Gray frowned. “But how did the Guild get their hands on this secret text in the first place?”
Taking off her sunglasses, Seichan stared him full in the face, accusing, angry.
“You gave it to them, Gray.”
Vigor read the shock in the commander’s face.
“What the hell are you talking about?” Gray asked.
Vigor also noted the steel flash of satisfaction in the emerald eyes of the Guild assassin. She seemed to gain a measure of enjoyment in taunting them. Still, he also noted the thinness of her face, the bit of pallor to her cheeks. She was scared.
“We’re all to blame,” Seichan said, nodding also to Vigor.
Vigor kept his reaction placid, not playing this game. He was too old for his blood to be so easily stirred. Besides, he already understood.
“The Dragon Court’s symbol,” Vigor said. “You painted it on the floor. I thought it was meant as a warning to me, a call to investigate the angelic inscription.”

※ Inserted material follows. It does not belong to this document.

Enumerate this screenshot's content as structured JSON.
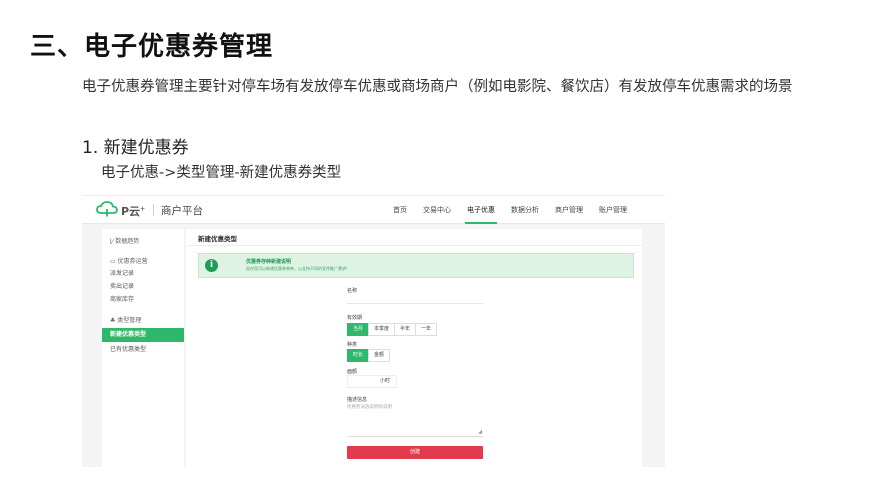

Seichan nodded, leaning back. She read the understanding in his eyes.
“But it was more,” he continued. He remembered the man who formerly filled his seat at the Vatican Archives: Dr. Alberto Menardi, a traitor who secretly worked for the Royal Dragon Court. The man had pilfered many key texts from the archives during his tenure, stole them away to a private library in a castle in Switzerland. Gray, Seichan, and Vigor had been instrumental in exposing the man, destroying the sect of the Dragon Court. The castle ended up being bequeathed to the Verona household, a cursed estate with a long bloody history.